Neolecta is a genus of ascomycetous fungi. The species share the English designation "Earth tongues" along with some better-known fungi (e.g. Geoglossum, Microglossum) with a similar general form, but in fact they are only distantly related.

Neolecta is the only genus belonging to the family Neolectaceae, which is the only family belonging to the order Neolectales. Neolectales, in turn, is the only order belonging to the class Neolectomycetes, which belongs to the subdivision Taphrinomycotina of the Ascomycota.

== Description ==
Fruiting bodies take the shape of unbranched to lobed bright yellowish, orangish to pale yellow-green colored, club-shaped, smooth, fleshy columns up to about 7 cm tall.

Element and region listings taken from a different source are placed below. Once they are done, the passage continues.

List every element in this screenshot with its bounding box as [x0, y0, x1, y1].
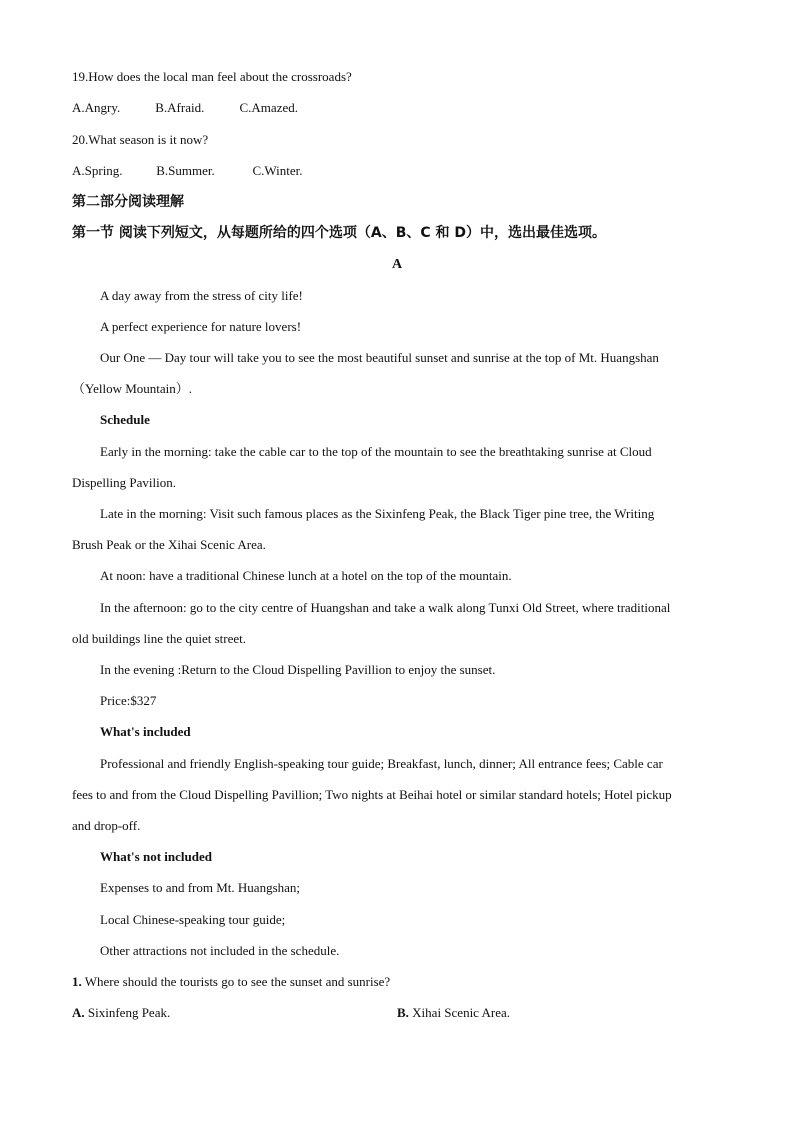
option-b: B.Summer.	[156, 163, 215, 178]
option-c: C.Winter.	[252, 163, 303, 178]
schedule-afternoon-cont: old buildings line the quiet street.	[72, 631, 247, 646]
option-key: A.	[72, 1005, 85, 1020]
included-heading: What's included	[100, 724, 191, 739]
section-heading: 第一节 阅读下列短文，从每题所给的四个选项（A、B、C 和 D）中，选出最佳选项。	[72, 225, 607, 241]
schedule-noon: At noon: have a traditional Chinese lunch at a hotel on the top of the mountain.	[100, 568, 512, 583]
part-heading: 第二部分阅读理解	[72, 194, 184, 210]
schedule-early-morning-cont: Dispelling Pavilion.	[72, 475, 176, 490]
option-b: B.Afraid.	[155, 100, 205, 115]
question-number: 1.	[72, 974, 82, 989]
option-text: Sixinfeng Peak.	[84, 1005, 171, 1020]
option-a: A.Angry.	[72, 100, 121, 115]
schedule-evening: In the evening :Return to the Cloud Dispelling Pavillion to enjoy the sunset.	[100, 662, 496, 677]
not-included-item: Local Chinese-speaking tour guide;	[100, 912, 286, 927]
passage-letter: A	[391, 257, 403, 272]
passage-intro-3: Our One — Day tour will take you to see the most beautiful sunset and sunrise at the top of Mt. Huangshan	[100, 350, 659, 365]
option-key: B.	[397, 1005, 409, 1020]
question-text: Where should the tourists go to see the sunset and sunrise?	[81, 974, 391, 989]
schedule-late-morning: Late in the morning: Visit such famous places as the Sixinfeng Peak, the Black Tiger pine tree, the Writing	[100, 506, 655, 521]
question-1	[72, 975, 390, 988]
price: Price:$327	[100, 693, 157, 708]
not-included-item: Other attractions not included in the schedule.	[100, 943, 340, 958]
passage-intro-1: A day away from the stress of city life!	[100, 288, 303, 303]
question-19-options	[72, 101, 298, 114]
option-text: Xihai Scenic Area.	[408, 1005, 510, 1020]
schedule-heading: Schedule	[100, 412, 150, 427]
schedule-afternoon: In the afternoon: go to the city centre of Huangshan and take a walk along Tunxi Old Street, where traditional	[100, 600, 671, 615]
included-text-cont-2: and drop-off.	[72, 818, 141, 833]
question-1-option-b	[397, 1006, 510, 1019]
question-20-options	[72, 164, 303, 177]
included-text-cont-1: fees to and from the Cloud Dispelling Pavillion; Two nights at Beihai hotel or similar standard hotels; Hotel pickup	[72, 787, 672, 802]
option-c: C.Amazed.	[239, 100, 298, 115]
not-included-item: Expenses to and from Mt. Huangshan;	[100, 880, 301, 895]
included-text: Professional and friendly English-speaking tour guide; Breakfast, lunch, dinner; All entrance fees; Cable car	[100, 756, 663, 771]
passage-intro-2: A perfect experience for nature lovers!	[100, 319, 302, 334]
not-included-heading: What's not included	[100, 849, 212, 864]
schedule-late-morning-cont: Brush Peak or the Xihai Scenic Area.	[72, 537, 266, 552]
passage-intro-3-cont: （Yellow Mountain）.	[72, 381, 193, 396]
option-a: A.Spring.	[72, 163, 123, 178]
question-1-option-a	[72, 1006, 170, 1019]
question-20: 20.What season is it now?	[72, 132, 209, 147]
question-19: 19.How does the local man feel about the crossroads?	[72, 69, 352, 84]
schedule-early-morning: Early in the morning: take the cable car to the top of the mountain to see the breathtaking sunrise at Cloud	[100, 444, 652, 459]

Neolecta fruitbodies consist of hyphae and a hymenium. The hymenium lacks paraphyses and the asci lack croziers, which makes the genus distinctive among other earth-tongues. Neolecta vitellina forms masses of conidia by budding, hinting at the possibility that it also produces a yeast state.

=== Similar species ===
Species of the genus may resemble those of Clavulinopsis and Spathularia.

== Taxonomy and genomics ==
Neolecta does not have any close relatives. Phylogenetically, it clusters weakly with a bizarre group of basal Ascomycota including: Taphrina, a dimorphic, half yeast, half filamentous genus parasitic on leaves, branches, and catkins; Schizosaccharomyces, a genus of fission yeasts (e.g. Schizosaccharomyces pombe); and Pneumocystis, a yeast-like genus of mammalian parasites that can infect humans. To date, the genus has been unculturable, suggesting it is either parasitic or symbiotic. It provides important evidence for the evolutionary history of the Ascomycota and has been called a living fossil.

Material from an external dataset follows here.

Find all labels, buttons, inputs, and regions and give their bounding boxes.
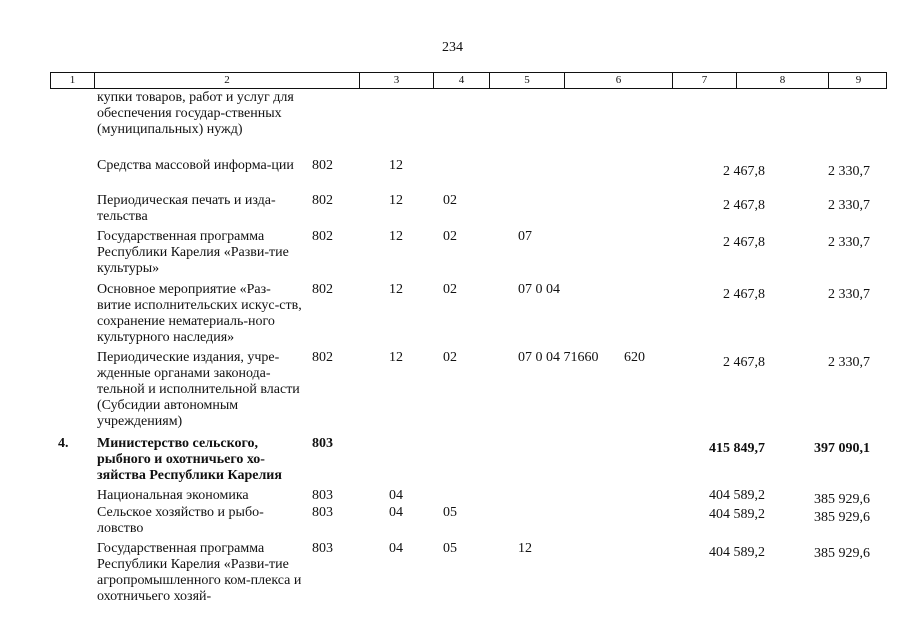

The genome of N. irregularis has been sequenced. Sequence analysis has revealed that rudimentary multicellularity is deeply rooted in the Ascomycota.

== Distribution and habitat ==
Neolecta is found in Asia, Northern Europe, North America, and southern Brazil. The species all live in association with trees, and at least one, N. vitellina, grows from the rootlets of the host plant, but it is not known whether this fungal genus is parasitic, saprotrophic, or mutualistic. All species of Neolecta are said to be edible.